Washington va financer la modernisation de tanks et missiles anti-aériens pour l'Ukraine

Washington va financer la modernisation de tanks et missiles anti-aériens pour l'Ukraine
Un soldat ukrainien sur un tank à Lisichansk, le 20 mai 2022 - ARIS MESSINIS / AFP
Un soldat ukrainien sur un tank à Lisichansk, le 20 mai 2022 - ARIS MESSINIS / AFP

Les Etats-Unis vont financer la modernisation de chars T-72 et de missiles sol-air HAWK dans le cadre d'une aide militaire à l'Ukraine de quelque 400 millions de dollars, annonce le Pentagone ce vendredi.

Les capacités de défense anti-aériennes comme les blindés figurent assez haut sur la liste des demandes d'aide de la part de l'Ukraine. Jake Sullivan, le conseiller à la sécurité nationale du président américain Joe Biden, a rencontré ce vendredi à Kiev Volodymyr Zelensky pour lui annoncer cette nouvelle aide, a annoncé plus tard la Maison Blanche.

Il y a également "souligné le soutien inébranlable des Etats-Unis à l'Ukraine et à son peuple, qui défend sa souveraineté et son intégrité territoriale", note le communiqué.

Ce déplacement intervient à quatre jours des élections législatives aux Etats-Unis, qui pourraient permettre la prise de contrôle du Congrès par le parti républicain, dont certains dirigeants envisagent de réduire l'aide apportée par Washington à Kiev.

Des avancées en matière d'optique, de communications et d'armure

L'aide annoncée concerne le T-72, un char conçu sous l'ère soviétique qui n'est plus au niveau des blindés modernes - comme le Leopard allemand ou le M1 Abrams américain - que Kiev a cherché à obtenir.

Les "chars proviennent de l'industrie de défense tchèque, et les Etats-Unis paient pour la modernisation de 45 d'entre eux, tandis que les Pays-Bas ont pris le même engagement", pour un total de 90 T-72, a déclaré à la presse la porte-parole adjointe du Pentagone, Sabrina Singh.

Le T-72 bénéficiera d'équipement avancé en matière d'"optiques, de communications, et d'armure", a-t-elle affirmé, précisant que certains seraient prêts dès la fin décembre, tandis que d'autres devraient être livrés en 2023.

Les missiles, atout majeur pour l'Ukraine

Interrogée pour savoir pourquoi des chars plus modernes n'étaient pas fournis, Sabrina Singh a avancé des facteurs de coût et de facilité d'usage.

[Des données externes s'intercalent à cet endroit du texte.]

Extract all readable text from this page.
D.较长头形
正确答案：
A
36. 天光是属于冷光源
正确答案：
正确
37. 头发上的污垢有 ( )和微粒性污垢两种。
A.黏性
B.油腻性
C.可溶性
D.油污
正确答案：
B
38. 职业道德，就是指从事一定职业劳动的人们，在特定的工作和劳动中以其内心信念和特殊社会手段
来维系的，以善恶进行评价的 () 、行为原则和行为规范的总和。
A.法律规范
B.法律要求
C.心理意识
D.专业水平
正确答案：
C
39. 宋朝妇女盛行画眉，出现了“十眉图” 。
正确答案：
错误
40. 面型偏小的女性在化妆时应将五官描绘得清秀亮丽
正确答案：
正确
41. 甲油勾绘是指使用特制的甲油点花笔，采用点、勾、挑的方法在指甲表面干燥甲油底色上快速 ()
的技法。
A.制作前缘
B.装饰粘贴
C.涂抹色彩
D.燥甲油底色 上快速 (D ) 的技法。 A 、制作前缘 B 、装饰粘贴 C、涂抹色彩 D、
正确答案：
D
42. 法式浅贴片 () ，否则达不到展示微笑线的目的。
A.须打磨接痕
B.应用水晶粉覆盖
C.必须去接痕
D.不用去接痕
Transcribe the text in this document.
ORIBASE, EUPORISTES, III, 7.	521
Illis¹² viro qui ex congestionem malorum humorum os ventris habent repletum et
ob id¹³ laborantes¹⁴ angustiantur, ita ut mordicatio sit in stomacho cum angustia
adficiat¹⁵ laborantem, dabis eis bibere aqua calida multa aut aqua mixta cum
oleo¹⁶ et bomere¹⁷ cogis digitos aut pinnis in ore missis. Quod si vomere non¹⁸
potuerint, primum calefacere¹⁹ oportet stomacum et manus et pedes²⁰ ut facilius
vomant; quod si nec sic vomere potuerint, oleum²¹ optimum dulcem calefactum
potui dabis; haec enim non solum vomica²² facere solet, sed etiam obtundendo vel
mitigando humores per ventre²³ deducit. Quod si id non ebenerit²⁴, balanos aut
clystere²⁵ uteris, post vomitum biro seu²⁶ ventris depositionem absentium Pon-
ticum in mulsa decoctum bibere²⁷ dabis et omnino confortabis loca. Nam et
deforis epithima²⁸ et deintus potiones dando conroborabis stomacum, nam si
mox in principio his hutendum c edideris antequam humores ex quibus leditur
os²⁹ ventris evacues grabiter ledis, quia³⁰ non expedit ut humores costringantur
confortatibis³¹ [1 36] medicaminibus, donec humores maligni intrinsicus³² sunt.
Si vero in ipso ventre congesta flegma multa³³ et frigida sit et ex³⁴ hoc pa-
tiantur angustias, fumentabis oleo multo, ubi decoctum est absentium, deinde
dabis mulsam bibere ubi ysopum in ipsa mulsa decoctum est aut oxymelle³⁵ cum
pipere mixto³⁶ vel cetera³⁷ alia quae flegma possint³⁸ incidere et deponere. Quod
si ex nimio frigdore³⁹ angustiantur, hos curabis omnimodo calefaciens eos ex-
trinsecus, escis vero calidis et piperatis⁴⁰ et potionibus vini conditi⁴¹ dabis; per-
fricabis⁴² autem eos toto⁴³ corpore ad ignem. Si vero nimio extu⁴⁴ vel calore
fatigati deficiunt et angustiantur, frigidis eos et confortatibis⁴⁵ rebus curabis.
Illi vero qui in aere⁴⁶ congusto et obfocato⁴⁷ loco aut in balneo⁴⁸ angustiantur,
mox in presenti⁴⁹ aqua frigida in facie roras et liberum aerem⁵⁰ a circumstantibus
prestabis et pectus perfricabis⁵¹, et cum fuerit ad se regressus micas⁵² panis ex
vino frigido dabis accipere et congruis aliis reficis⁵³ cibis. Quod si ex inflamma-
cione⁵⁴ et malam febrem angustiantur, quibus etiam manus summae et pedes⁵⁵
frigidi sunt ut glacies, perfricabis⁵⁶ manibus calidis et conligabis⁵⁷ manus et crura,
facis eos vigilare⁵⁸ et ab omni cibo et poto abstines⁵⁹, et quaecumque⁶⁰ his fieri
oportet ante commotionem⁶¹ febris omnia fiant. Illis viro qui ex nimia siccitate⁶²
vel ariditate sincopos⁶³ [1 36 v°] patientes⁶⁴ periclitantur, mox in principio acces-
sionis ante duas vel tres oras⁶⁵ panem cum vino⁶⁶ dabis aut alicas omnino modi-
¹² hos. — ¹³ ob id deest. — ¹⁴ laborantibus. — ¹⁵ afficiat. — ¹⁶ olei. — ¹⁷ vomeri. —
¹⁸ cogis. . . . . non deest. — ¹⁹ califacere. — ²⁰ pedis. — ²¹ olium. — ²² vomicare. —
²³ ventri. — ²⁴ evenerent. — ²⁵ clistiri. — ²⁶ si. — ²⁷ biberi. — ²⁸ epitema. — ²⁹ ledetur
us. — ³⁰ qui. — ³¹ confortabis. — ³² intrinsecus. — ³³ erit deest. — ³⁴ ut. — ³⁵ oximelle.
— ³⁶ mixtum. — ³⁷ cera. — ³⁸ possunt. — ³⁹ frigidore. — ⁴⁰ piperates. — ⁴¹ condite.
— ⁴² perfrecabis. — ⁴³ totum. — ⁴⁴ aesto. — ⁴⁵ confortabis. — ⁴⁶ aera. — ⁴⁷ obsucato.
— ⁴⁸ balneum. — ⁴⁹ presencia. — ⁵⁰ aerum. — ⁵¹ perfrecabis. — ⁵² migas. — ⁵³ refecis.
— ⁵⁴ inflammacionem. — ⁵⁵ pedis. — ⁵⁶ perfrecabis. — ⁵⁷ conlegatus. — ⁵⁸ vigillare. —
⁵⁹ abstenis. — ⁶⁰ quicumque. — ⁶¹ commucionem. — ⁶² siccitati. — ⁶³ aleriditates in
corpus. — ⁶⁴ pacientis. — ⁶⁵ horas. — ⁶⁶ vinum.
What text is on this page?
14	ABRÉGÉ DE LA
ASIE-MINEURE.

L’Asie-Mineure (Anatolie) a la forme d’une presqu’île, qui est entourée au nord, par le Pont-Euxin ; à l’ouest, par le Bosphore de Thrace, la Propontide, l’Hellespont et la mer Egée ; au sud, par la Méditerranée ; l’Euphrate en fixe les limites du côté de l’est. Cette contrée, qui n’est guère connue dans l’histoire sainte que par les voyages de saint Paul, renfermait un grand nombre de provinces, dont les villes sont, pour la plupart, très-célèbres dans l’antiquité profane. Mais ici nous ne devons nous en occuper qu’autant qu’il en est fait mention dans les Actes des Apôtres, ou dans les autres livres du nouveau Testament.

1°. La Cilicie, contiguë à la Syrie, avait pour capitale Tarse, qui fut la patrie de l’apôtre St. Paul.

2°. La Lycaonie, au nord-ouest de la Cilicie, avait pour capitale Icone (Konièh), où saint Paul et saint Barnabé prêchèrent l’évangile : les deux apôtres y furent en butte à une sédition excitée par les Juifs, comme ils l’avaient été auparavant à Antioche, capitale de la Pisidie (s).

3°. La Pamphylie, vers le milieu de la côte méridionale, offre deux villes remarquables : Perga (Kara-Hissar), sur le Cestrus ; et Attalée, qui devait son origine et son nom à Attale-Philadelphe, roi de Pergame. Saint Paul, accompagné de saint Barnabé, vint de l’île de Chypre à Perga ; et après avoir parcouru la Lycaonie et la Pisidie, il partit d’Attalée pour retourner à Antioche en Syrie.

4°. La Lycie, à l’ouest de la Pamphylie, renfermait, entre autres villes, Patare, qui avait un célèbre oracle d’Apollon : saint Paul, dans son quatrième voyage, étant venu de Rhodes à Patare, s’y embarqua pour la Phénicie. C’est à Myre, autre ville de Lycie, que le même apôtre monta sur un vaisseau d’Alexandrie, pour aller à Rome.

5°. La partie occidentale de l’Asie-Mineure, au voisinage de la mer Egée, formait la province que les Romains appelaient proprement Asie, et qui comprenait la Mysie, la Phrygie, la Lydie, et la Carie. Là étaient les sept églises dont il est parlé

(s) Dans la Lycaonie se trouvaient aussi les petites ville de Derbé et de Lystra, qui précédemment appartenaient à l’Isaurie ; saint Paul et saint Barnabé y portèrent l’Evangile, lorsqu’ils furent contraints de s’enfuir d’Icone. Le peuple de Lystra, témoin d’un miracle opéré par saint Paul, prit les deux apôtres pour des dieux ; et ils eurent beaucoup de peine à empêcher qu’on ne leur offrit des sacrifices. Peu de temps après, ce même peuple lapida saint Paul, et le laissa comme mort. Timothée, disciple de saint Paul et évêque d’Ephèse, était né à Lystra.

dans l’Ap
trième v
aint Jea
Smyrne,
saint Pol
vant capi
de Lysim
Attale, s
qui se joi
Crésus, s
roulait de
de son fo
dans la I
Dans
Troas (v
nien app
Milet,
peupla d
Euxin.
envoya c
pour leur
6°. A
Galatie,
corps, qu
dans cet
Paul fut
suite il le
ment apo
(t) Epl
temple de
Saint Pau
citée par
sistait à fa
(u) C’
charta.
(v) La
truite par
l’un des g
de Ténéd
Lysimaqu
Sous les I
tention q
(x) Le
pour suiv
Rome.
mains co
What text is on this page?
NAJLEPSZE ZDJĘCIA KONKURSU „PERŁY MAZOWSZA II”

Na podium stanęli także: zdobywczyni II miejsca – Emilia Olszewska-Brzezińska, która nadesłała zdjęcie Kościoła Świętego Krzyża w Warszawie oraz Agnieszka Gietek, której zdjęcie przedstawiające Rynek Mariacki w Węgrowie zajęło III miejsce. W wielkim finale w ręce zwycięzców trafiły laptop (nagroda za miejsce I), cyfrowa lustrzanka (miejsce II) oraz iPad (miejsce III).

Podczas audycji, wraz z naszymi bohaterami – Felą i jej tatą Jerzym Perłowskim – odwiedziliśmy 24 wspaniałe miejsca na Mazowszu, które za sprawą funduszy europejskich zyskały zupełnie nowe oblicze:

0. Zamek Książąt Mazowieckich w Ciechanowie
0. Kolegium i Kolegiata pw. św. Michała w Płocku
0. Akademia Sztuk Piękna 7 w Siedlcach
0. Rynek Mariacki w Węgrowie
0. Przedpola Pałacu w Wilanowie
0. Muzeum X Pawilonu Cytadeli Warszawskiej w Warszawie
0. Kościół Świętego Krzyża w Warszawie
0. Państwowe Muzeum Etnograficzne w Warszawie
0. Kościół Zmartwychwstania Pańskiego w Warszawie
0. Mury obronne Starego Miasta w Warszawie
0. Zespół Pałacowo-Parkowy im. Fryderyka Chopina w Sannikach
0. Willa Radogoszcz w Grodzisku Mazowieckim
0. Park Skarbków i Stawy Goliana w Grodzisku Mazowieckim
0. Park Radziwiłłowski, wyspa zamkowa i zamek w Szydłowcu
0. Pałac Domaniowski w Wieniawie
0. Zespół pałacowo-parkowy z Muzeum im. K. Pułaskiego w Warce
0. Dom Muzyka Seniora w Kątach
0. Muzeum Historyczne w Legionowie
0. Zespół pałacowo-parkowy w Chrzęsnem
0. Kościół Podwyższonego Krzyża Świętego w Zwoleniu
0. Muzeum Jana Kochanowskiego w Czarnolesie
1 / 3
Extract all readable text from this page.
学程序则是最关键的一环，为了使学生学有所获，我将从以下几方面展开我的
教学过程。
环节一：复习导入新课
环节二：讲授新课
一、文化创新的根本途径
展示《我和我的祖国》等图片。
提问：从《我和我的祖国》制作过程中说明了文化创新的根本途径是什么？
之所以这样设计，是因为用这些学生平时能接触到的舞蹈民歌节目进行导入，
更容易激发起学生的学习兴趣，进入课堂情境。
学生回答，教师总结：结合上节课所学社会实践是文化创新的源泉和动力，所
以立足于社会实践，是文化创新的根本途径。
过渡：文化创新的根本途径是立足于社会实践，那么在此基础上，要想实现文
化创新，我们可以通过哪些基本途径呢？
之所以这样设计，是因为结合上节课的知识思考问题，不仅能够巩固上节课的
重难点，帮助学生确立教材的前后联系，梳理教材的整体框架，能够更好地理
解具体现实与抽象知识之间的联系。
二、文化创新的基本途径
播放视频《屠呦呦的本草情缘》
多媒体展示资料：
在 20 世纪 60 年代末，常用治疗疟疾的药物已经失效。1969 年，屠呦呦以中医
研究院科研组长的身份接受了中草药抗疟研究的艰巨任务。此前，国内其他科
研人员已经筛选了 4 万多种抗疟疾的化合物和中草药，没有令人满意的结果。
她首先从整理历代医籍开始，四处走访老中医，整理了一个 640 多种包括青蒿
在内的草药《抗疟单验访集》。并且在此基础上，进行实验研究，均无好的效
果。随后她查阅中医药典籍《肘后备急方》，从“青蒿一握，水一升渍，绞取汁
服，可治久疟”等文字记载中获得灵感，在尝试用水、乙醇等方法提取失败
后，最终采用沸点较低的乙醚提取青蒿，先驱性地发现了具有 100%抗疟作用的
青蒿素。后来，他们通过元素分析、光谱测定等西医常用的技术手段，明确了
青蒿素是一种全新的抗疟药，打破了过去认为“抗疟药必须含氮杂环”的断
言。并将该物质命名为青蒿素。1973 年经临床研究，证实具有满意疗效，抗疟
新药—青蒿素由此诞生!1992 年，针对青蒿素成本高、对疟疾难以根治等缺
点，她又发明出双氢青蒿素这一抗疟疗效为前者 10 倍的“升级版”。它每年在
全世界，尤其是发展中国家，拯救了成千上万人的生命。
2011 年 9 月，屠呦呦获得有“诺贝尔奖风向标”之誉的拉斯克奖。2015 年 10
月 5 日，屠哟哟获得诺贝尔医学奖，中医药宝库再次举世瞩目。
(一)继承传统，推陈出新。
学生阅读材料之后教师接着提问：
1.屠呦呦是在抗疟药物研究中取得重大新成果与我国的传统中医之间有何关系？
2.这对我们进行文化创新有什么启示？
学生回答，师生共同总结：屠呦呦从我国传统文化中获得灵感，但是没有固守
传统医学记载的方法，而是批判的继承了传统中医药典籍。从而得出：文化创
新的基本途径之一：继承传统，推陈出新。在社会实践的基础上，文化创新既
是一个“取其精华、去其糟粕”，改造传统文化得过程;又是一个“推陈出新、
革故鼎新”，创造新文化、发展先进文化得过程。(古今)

"Ce sont des tanks que les Ukrainiens savent utiliser sur le champ de bataille", a-t-elle déclaré.

L'aide militaire américaine comprend également le financement de la modernisation de missiles HAWK provenant des stocks militaires des Etats-Unis. Ces missiles représentent un atout majeur pour l'Ukraine dans sa lutte contre les drones et les frappes de missiles russes qui prennent pour cible les villes et les infrastructures ukrainiennes.

Sabrina Singh n'a pas souhaité préciser combien de ces missiles seraient modernisés, citant des motifs de sécurité.

"Réparer les dommages causés"

Outre les blindés et les missiles HAWK, cette nouvelle aide américaine comprend entre autres 1100 drones Phoenix Ghost, 40 vedettes maritimes de patrouille blindées, et le financement de la rénovation de 250 véhicules blindés M1117.

L'annonce entre dans le cadre du programme américain d'aide militaire à l'Ukraine, qui finance l'achat d'équipement fabriqués par l'industrie de défense, plutôt que le prélèvement d'équipement dans les stocks militaires américains existants. Cette nouvelle tranche porte à quelque 18,2 milliards de dollars l'aide totale des Etats-Unis à l'Ukraine depuis le début de l'offensive russe le 24 février, et 18,9 milliards de dollars depuis l'arrivée de Joe Biden à la Maison Blanche, en janvier 2021.

En plus de cette assistance sécuritaire, les Etats-Unis étudient les moyens d'aider l'Ukraine à réparer ses infrastructures critiques d'électricité et d'approvisionnement en eau, pilonnées ces dernières semaines par la Russie.

"Nous essayons de voir ce que nous pouvons faire à court terme pour aider l'Ukraine à réparer les dommages causés, notamment dans les infrastructures électriques, le réseau lui-même", a déclaré à la presse John Kirby, porte-parole du Conseil de sécurité nationale de la Maison Blanche.